Allemagne: des héritiers de marchands juifs réclament la restitution d'un trésor religieux

Des experts ont commencé à se réunir mercredi à Berlin pour trancher un litige portant sur une splendide collection d'objets religieux médiévaux exposée dans un musée berlinois, dont les héritiers de marchands d'art juifs estiment que leurs aïeuls ont été forcés de vendre par les nazis.

Le "Trésor des Guelfes" est l'une des plus grandes collections d'art religieux du Moyen-Âge. Il compte au total une quarantaine de pièces d'orfèvrerie, reliquaires, croix et autres objets liturgiques fabriqués entre le XIe et le XVe siècle.

Trois marchands d'art avaient acheté la totalité du trésor, soit 82 pièces, au duc de Brunswick en 1929, juste avant la grande crise économique qui avait fait s'effondrer le marché de l'art et la valeur de ces pièces.

Un premier ensemble de 40 pièces avait été revendu à des collectionneurs privés et publics américains en 1932.

En 1935, deux ans après l'accession au pouvoir d'Adolf Hitler, alors que les créanciers se faisaient pressants, les trois marchands avaient vendu le reste de la collection à l'État prussien - alors dirigé par Hermann Göring, le fondateur de la Gestapo -, pour 4,25 millions de Reichsmarks, nettement moins que le prix d'achat.

Les ayants droit affirment que les nazis ont forcé leurs aïeuls à vendre à vil prix, comme ils l'ont fait pour de nombreuses pièces d'arts par la suite, et réclament depuis 5 ans la restitution des biens.

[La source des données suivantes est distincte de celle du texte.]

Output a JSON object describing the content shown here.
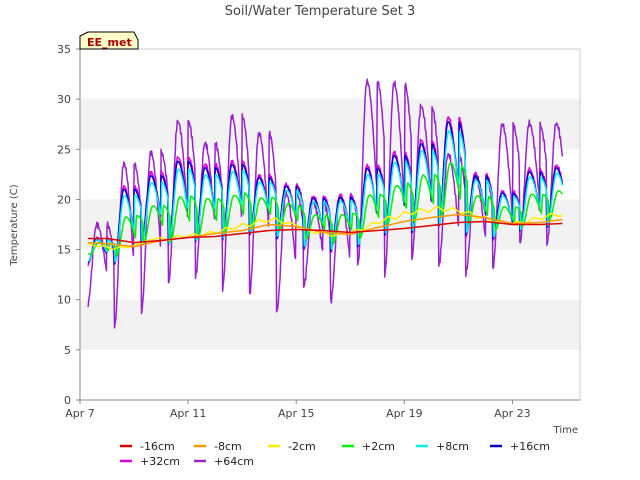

La "Fondation du patrimoine culturel prussien", qui gère les musées de Berlin, affirme au contraire, dans une déclaration visible sur son site internet, qu'aucune contrainte n'a été exercée, puisque la collection de trouvait à Amsterdam, à l'abri des nazis.

Un commission de médiation dirigée par une ancienne présidente de la Cour constitutionnelle allemande, Jutta Limbach, et où siège aussi l'ancien président de la République Richard von Weizsäcker, ainsi que des experts, a débuté ses travaux mercredi, a annoncé à l'AFP sa porte-parole Andrea Baresel-Brand.

Aucune date n'a été donnée pour le moment quant à la remise d'une recommandation sur cette question complexe et sensible. L'avis de cette commission n'aura aucune valeur contraignante, même si elle aura un poids moral certain.

Cette affaire est d'autant plus délicate qu'elle intervient quelques semaines après l'annonce de la découverte, à Munich (sud), de centaines d'oeuvres d'art, dont une bonne partie certainement volées à des juifs sous le nazisme, dans l'appartement du fils d'un marchand d'art au passé trouble sous le Troisième Reich.